Scientists are taking aim at a commonly-overlooked problem in the fight against climate change: what to do about cities.
New research shows that the average temperature within a city will rise well beyond the global average temperatures that climate initiatives tend to focus on, Wired reports. In fact, the new models show that metro areas could end up 4.4 degrees Celsius hotter by the year 2100. That presents a major health risk to those that live there, as well as a fresh challenge for those seeking to limit climate change's impact.
For context, the 2015 Paris Agreement seeks to limit global temperatures to a 1.5-degree-Celsius increase over preindustrial levels. Because cities only account for about three percent of the planet's surface area, they tend to be overlooked in the calculations that inform scientist's predictions of the future. But new models published Monday in the journal Nature Climate Change finally draw attention to cities' "heat-island effect."
"When I read these papers, I just don't know what's wrong with humanity, to be honest with you. Because this is like the same song being sung by different people," University of Hawaii at Manoa climate scientist Camilo Mora, who didn't work on the research, told Wired. "Come on, man! When are we going to get serious about this problem? This is another person ringing the bell. We just for some reason refuse to hear this thing."

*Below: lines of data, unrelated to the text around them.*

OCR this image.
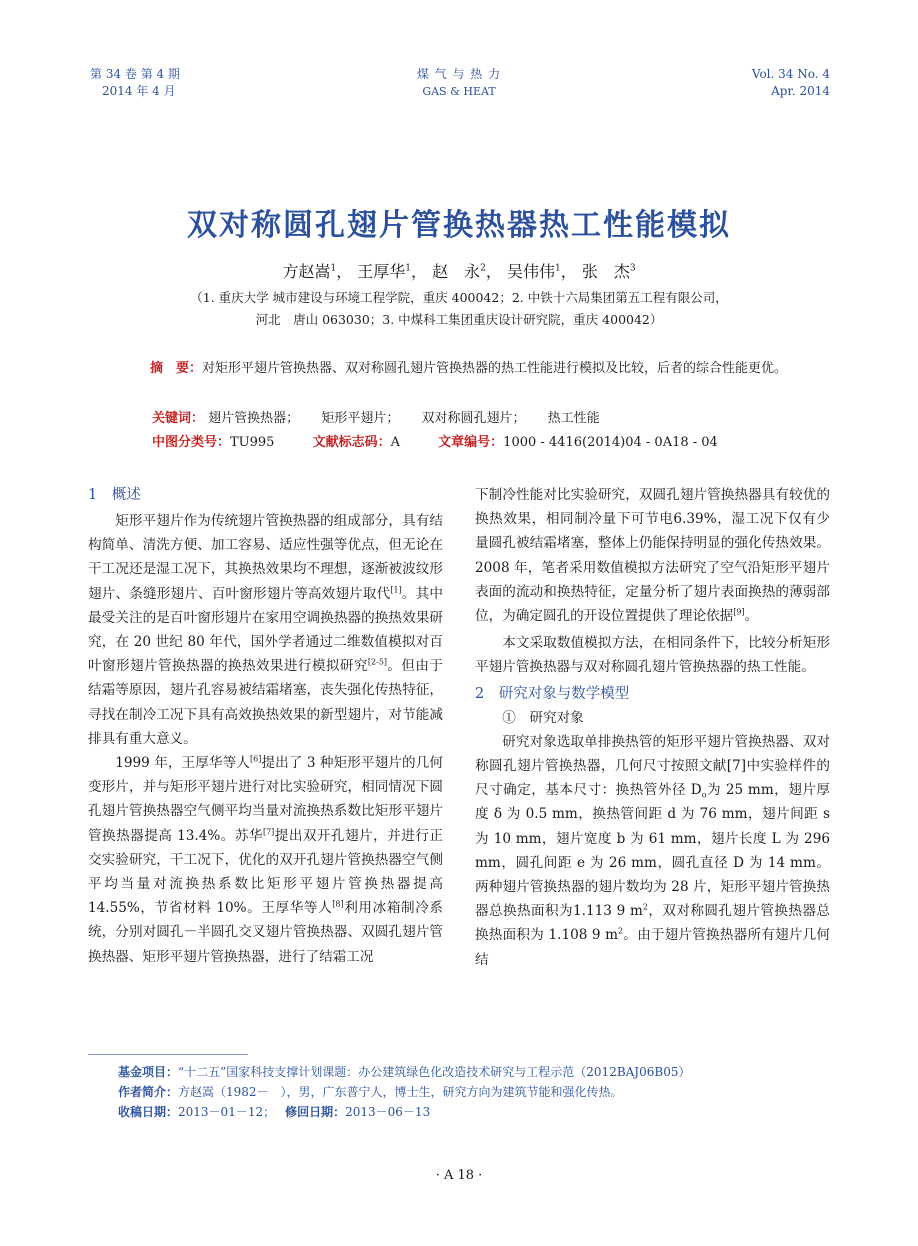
第 34 卷 第 4 期
2014 年 4 月
煤 气 与 热 力
GAS & HEAT
Vol. 34 No. 4
Apr. 2014
双对称圆孔翅片管换热器热工性能模拟
方赵嵩$^1$， 王厚华$^1$， 赵　永$^2$， 吴伟伟$^1$， 张　杰$^3$
（1. 重庆大学 城市建设与环境工程学院，重庆 400042；2. 中铁十六局集团第五工程有限公司，
河北　唐山 063030；3. 中煤科工集团重庆设计研究院，重庆 400042）
摘　要：对矩形平翅片管换热器、双对称圆孔翅片管换热器的热工性能进行模拟及比较，后者的综合性能更优。
关键词： 翅片管换热器； 矩形平翅片； 双对称圆孔翅片； 热工性能
中图分类号：TU995	文献标志码：A	文章编号：1000 - 4416(2014)04 - 0A18 - 04
1　概述

矩形平翅片作为传统翅片管换热器的组成部分，具有结构简单、清洗方便、加工容易、适应性强等优点，但无论在干工况还是湿工况下，其换热效果均不理想，逐渐被波纹形翅片、条缝形翅片、百叶窗形翅片等高效翅片取代[1]。其中最受关注的是百叶窗形翅片在家用空调换热器的换热效果研究，在 20 世纪 80 年代，国外学者通过二维数值模拟对百叶窗形翅片管换热器的换热效果进行模拟研究[2-5]。但由于结霜等原因，翅片孔容易被结霜堵塞，丧失强化传热特征，寻找在制冷工况下具有高效换热效果的新型翅片，对节能减排具有重大意义。

1999 年，王厚华等人[6]提出了 3 种矩形平翅片的几何变形片，并与矩形平翅片进行对比实验研究，相同情况下圆孔翅片管换热器空气侧平均当量对流换热系数比矩形平翅片管换热器提高 13.4%。苏华[7]提出双开孔翅片，并进行正交实验研究，干工况下，优化的双开孔翅片管换热器空气侧平均当量对流换热系数比矩形平翅片管换热器提高14.55%，节省材料 10%。王厚华等人[8]利用冰箱制冷系统，分别对圆孔－半圆孔交叉翅片管换热器、双圆孔翅片管换热器、矩形平翅片管换热器，进行了结霜工况

下制冷性能对比实验研究，双圆孔翅片管换热器具有较优的换热效果，相同制冷量下可节电6.39%，湿工况下仅有少量圆孔被结霜堵塞，整体上仍能保持明显的强化传热效果。2008 年，笔者采用数值模拟方法研究了空气沿矩形平翅片表面的流动和换热特征，定量分析了翅片表面换热的薄弱部位，为确定圆孔的开设位置提供了理论依据[9]。

本文采取数值模拟方法，在相同条件下，比较分析矩形平翅片管换热器与双对称圆孔翅片管换热器的热工性能。

2　研究对象与数学模型
①　研究对象

研究对象选取单排换热管的矩形平翅片管换热器、双对称圆孔翅片管换热器，几何尺寸按照文献[7]中实验样件的尺寸确定，基本尺寸：换热管外径 $D_o$为 25 mm，翅片厚度 δ 为 0.5 mm，换热管间距 d 为 76 mm，翅片间距 s 为 10 mm，翅片宽度 b 为 61 mm，翅片长度 L 为 296 mm，圆孔间距 e 为 26 mm，圆孔直径 D 为 14 mm。两种翅片管换热器的翅片数均为 28 片，矩形平翅片管换热器总换热面积为1.113 9 $m^2$，双对称圆孔翅片管换热器总换热面积为 1.108 9 $m^2$。由于翅片管换热器所有翅片几何结

基金项目：“十二五”国家科技支撑计划课题：办公建筑绿色化改造技术研究与工程示范（2012BAJ06B05）
作者简介：方赵嵩（1982－　），男，广东普宁人，博士生，研究方向为建筑节能和强化传热。
收稿日期：2013－01－12； 修回日期：2013－06－13
· A 18 ·
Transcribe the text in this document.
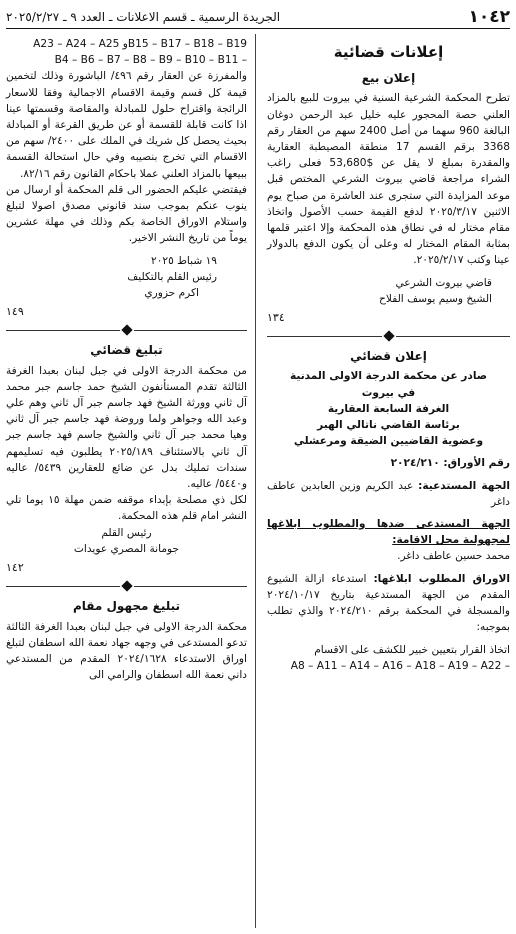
١٠٤٢
الجريدة الرسمية ـ قسم الاعلانات ـ العدد ٩ ـ ٢٠٢٥/٢/٢٧
إعلانات قضائية
إعلان بيع

تطرح المحكمة الشرعية السنية في بيروت للبيع بالمزاد العلني حصة المحجور عليه خليل عبد الرحمن دوغان البالغة 960 سهما من أصل 2400 سهم من العقار رقم 3368 برقم القسم 17 منطقة المصيطبة العقارية والمقدرة بمبلغ لا يقل عن $53,680 فعلى راغب الشراء مراجعة قاضي بيروت الشرعي المختص قبل موعد المزايدة التي ستجرى عند العاشرة من صباح يوم الاثنين ٢٠٢٥/٣/١٧ لدفع القيمة حسب الأصول واتخاذ مقام مختار له في نطاق هذه المحكمة وإلا اعتبر قلمها بمثابة المقام المختار له وعلى أن يكون الدفع بالدولار عينا وكتب ٢٠٢٥/٢/١٧.

قاضي بيروت الشرعي

الشيخ وسيم يوسف الفلاح

١٣٤
إعلان قضائي

صادر عن محكمة الدرجة الاولى المدنية

في بيروت

الغرفة السابعة العقارية

برئاسة القاضي ناتالي الهبر

وعضوية القاضيين الضيقة ومرعشلي

رقم الأوراق: ٢٠٢٤/٢١٠

الجهة المستدعية: عبد الكريم وزين العابدين عاطف داغر

الجهة المستدعى ضدها والمطلوب ابلاغها لمجهولية محل الاقامة:

محمد حسين عاطف داغر.

الاوراق المطلوب ابلاغها: استدعاء ازالة الشيوع المقدم من الجهة المستدعية بتاريخ ٢٠٢٤/١٠/١٧ والمسجلة في المحكمة برقم ٢٠٢٤/٢١٠ والذي تطلب بموجبه:

اتخاذ القرار بتعيين خبير للكشف على الاقسام

A8 – A11 – A14 – A16 – A18 – A19 – A22 –

A23 – A24 – A25 وB15 – B17 – B18 – B19

B4 – B6 – B7 – B8 – B9 – B10 – B11 –

والمفرزة عن العقار رقم ٤٩٦/ الباشورة وذلك لتخمين قيمة كل قسم وقيمة الاقسام الاجمالية وفقا للاسعار الرائجة واقتراح حلول للمبادلة والمقاصة وقسمتها عينا اذا كانت قابلة للقسمة أو عن طريق القرعة أو المبادلة بحيث يحصل كل شريك في الملك على ٢٤٠٠/ سهم من الاقسام التي تخرج بنصيبه وفي حال استحالة القسمة ببيعها بالمزاد العلني عملا باحكام القانون رقم ٨٢/١٦.

فيقتضي عليكم الحضور الى قلم المحكمة أو ارسال من ينوب عنكم بموجب سند قانوني مصدق اصولا لتبلغ واستلام الاوراق الخاصة بكم وذلك في مهلة عشرين يوماً من تاريخ النشر الاخير.

١٩ شباط ٢٠٢٥

رئيس القلم بالتكليف

اكرم حزوري

١٤٩
تبليغ قضائي

من محكمة الدرجة الاولى في جبل لبنان بعبدا الغرفة الثالثة تقدم المستأنفون الشيخ حمد جاسم جبر محمد آل ثاني وورثة الشيخ فهد جاسم جبر آل ثاني وهم علي وعبد الله وجواهر ولما وروضة فهد جاسم جبر آل ثاني وهيا محمد جبر آل ثاني والشيخ جاسم فهد جاسم جبر آل ثاني بالاستئناف ٢٠٢٥/١٨٩ يطلبون فيه تسليمهم سندات تمليك بدل عن ضائع للعقارين ٥٤٣٩/ عاليه و٥٤٤٠/ عاليه.

لكل ذي مصلحة بإبداء موقفه ضمن مهلة ١٥ يوما تلي النشر امام قلم هذه المحكمة.

رئيس القلم

جومانة المصري عويدات

١٤٢
تبليغ مجهول مقام

محكمة الدرجة الاولى في جبل لبنان بعبدا الغرفة الثالثة تدعو المستدعى في وجهه جهاد نعمة الله اسطفان لتبلغ اوراق الاستدعاء ٢٠٢٤/١٦٢٨ المقدم من المستدعي داني نعمة الله اسطفان والرامي الى
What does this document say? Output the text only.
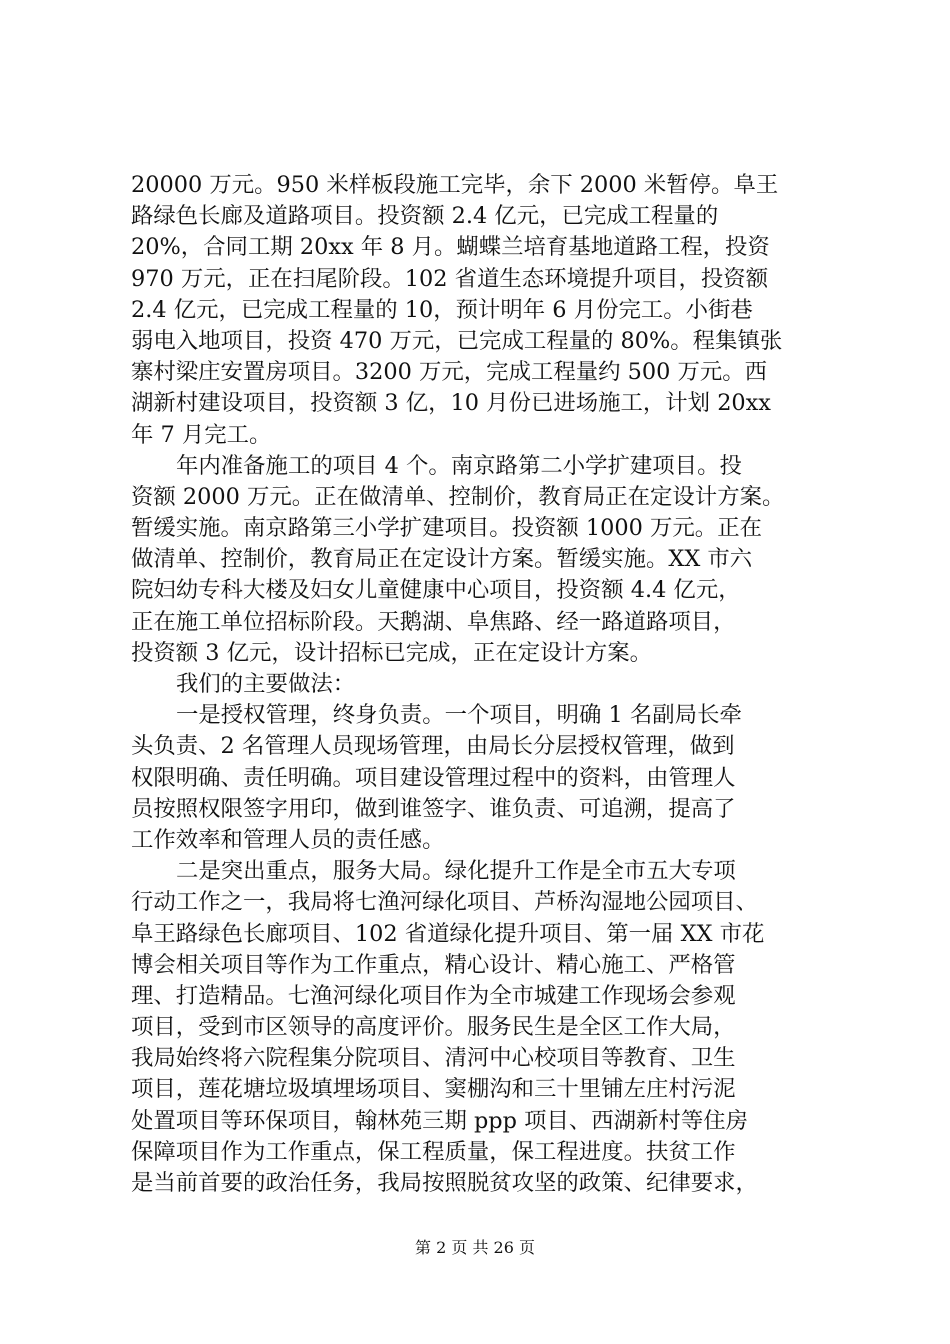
20000 万元。950 米样板段施工完毕，余下 2000 米暂停。阜王
路绿色长廊及道路项目。投资额 2.4 亿元，已完成工程量的
20%，合同工期 20xx 年 8 月。蝴蝶兰培育基地道路工程，投资
970 万元，正在扫尾阶段。102 省道生态环境提升项目，投资额
2.4 亿元，已完成工程量的 10，预计明年 6 月份完工。小街巷
弱电入地项目，投资 470 万元，已完成工程量的 80%。程集镇张
寨村梁庄安置房项目。3200 万元，完成工程量约 500 万元。西
湖新村建设项目，投资额 3 亿，10 月份已进场施工，计划 20xx
年 7 月完工。
年内准备施工的项目 4 个。南京路第二小学扩建项目。投
资额 2000 万元。正在做清单、控制价，教育局正在定设计方案。
暂缓实施。南京路第三小学扩建项目。投资额 1000 万元。正在
做清单、控制价，教育局正在定设计方案。暂缓实施。XX 市六
院妇幼专科大楼及妇女儿童健康中心项目，投资额 4.4 亿元，
正在施工单位招标阶段。天鹅湖、阜焦路、经一路道路项目，
投资额 3 亿元，设计招标已完成，正在定设计方案。
我们的主要做法：
一是授权管理，终身负责。一个项目，明确 1 名副局长牵
头负责、2 名管理人员现场管理，由局长分层授权管理，做到
权限明确、责任明确。项目建设管理过程中的资料，由管理人
员按照权限签字用印，做到谁签字、谁负责、可追溯，提高了
工作效率和管理人员的责任感。
二是突出重点，服务大局。绿化提升工作是全市五大专项
行动工作之一，我局将七渔河绿化项目、芦桥沟湿地公园项目、
阜王路绿色长廊项目、102 省道绿化提升项目、第一届 XX 市花
博会相关项目等作为工作重点，精心设计、精心施工、严格管
理、打造精品。七渔河绿化项目作为全市城建工作现场会参观
项目，受到市区领导的高度评价。服务民生是全区工作大局，
我局始终将六院程集分院项目、清河中心校项目等教育、卫生
项目，莲花塘垃圾填埋场项目、窦棚沟和三十里铺左庄村污泥
处置项目等环保项目，翰林苑三期 ppp 项目、西湖新村等住房
保障项目作为工作重点，保工程质量，保工程进度。扶贫工作
是当前首要的政治任务，我局按照脱贫攻坚的政策、纪律要求，
第 2 页 共 26 页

To help keep cities cooler and limit the heat-island effect, experts recommend making them a whole lot greener. Rural areas have an advantage because plants provide shade and release cooling water into the air, Wired reports, so green areas in cities could do the same.
"Those would be investments that really would help cities adapt to the climate change we can't prevent," Elizabeth Sawin, codirector of the nonprofit Climate Interactive, told Wired.